"Anathem" (2008) by Neal Stephenson
A 900 pages sci-fi about a sanctuary for extraterrestrial philosophers, protected from the corrupting influences of the outside saecular world and their extraterrestrial guests - aliens, they are fighting. Apparently aliens come from Earth and some other planets, cosmoses or something.
Internally it’s about Plato-Leibniz-Husserl-Gödel platonism struggling with Kant. Main Gödel ideas as Stephenson states them:
- Entities that are the subject matter of mathematics exist independently of human perceptions, definitions and constructions.
- The human mind is capable of perceiving such entities.
The fun is, on his way to new solid Leibniz-like metaphysics system, Gödel got some Einstein equations solutions, which say it is possible to travel backwards in time, supposing the universe is rotating.
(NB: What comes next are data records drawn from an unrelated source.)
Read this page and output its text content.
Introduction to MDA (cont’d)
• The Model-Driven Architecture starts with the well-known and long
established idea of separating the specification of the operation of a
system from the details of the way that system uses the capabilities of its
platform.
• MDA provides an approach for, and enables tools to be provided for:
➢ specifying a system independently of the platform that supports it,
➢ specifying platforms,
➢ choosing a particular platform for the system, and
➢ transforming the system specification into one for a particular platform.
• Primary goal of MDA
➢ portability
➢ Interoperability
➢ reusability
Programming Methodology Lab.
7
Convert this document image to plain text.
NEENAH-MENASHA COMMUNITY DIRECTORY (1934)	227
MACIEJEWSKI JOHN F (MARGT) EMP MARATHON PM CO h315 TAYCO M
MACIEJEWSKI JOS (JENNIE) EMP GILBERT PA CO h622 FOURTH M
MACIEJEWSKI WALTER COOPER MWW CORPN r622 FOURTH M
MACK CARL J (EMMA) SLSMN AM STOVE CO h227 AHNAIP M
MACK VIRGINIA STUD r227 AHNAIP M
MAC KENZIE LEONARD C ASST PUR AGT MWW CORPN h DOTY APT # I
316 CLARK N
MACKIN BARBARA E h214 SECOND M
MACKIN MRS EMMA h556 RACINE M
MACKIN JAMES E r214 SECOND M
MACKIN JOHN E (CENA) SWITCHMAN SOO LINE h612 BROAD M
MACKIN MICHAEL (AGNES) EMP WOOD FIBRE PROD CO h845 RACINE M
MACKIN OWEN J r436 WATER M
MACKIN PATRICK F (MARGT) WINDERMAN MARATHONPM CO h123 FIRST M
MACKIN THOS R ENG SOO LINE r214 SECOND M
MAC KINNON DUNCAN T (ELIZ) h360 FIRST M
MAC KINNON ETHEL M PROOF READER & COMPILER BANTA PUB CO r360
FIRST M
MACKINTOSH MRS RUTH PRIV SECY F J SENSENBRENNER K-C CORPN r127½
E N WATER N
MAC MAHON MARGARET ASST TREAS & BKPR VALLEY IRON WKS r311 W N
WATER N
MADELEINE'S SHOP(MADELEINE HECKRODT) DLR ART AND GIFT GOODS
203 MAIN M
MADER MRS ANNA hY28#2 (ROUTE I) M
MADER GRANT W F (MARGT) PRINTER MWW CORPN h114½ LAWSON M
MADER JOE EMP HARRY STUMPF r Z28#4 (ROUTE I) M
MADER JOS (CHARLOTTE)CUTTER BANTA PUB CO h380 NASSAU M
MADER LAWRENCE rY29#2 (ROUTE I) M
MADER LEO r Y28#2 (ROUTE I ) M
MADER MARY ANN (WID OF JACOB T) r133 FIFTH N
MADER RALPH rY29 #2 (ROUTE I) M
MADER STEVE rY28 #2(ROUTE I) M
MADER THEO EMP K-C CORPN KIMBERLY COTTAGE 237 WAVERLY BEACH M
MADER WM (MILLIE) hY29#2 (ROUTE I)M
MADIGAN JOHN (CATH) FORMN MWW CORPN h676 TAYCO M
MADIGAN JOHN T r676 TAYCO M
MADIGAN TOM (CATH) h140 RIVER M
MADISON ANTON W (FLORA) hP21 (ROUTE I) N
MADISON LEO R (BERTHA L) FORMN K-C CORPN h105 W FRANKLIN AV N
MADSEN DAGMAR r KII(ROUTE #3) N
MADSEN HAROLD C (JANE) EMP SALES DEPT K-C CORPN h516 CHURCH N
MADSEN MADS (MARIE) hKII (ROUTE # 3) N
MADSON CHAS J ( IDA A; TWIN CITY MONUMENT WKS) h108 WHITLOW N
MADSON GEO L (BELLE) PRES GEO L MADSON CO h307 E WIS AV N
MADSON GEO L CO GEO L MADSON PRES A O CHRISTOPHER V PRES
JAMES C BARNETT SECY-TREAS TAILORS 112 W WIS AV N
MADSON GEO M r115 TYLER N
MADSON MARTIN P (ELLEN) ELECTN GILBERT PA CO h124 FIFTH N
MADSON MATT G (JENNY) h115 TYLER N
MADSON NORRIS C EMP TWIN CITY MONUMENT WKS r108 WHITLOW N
Meanwhile platonism is more about religiosity, than practical scientific or social instrument.
Apart from pure platonism the question of syntax and semantics is a recurring story theme. I might have misunderstood Neal, but it seems, he contrasts them: render unto computer the things that are syntactic, unto human - the semantic ones. Karl Popper in his “Objective Knowledge” (1972) chapter 9.III recalls Alfred Tarski’s results of expressing Ln language semantics as another Ln+1 language syntax. Someday I should dig this a bit deeper, but as for now Popper seem to be closer to truth (pun intended: chapter 9 is all about the truth theory): semantics, consciousness etc are more about quantity, than quality.
Goofs: in russian edition on page 738 it’s said: “... was going so fast through the atmosphere, that it was tearing electrons away from atoms”. Hm. Photoelectric effect is an everyday thing since some 1830-ies. Passage came out a bit awkward instead of breathtaking.
All in all if you like plump Plato-Leibniz sci-fi, this one is nice to try.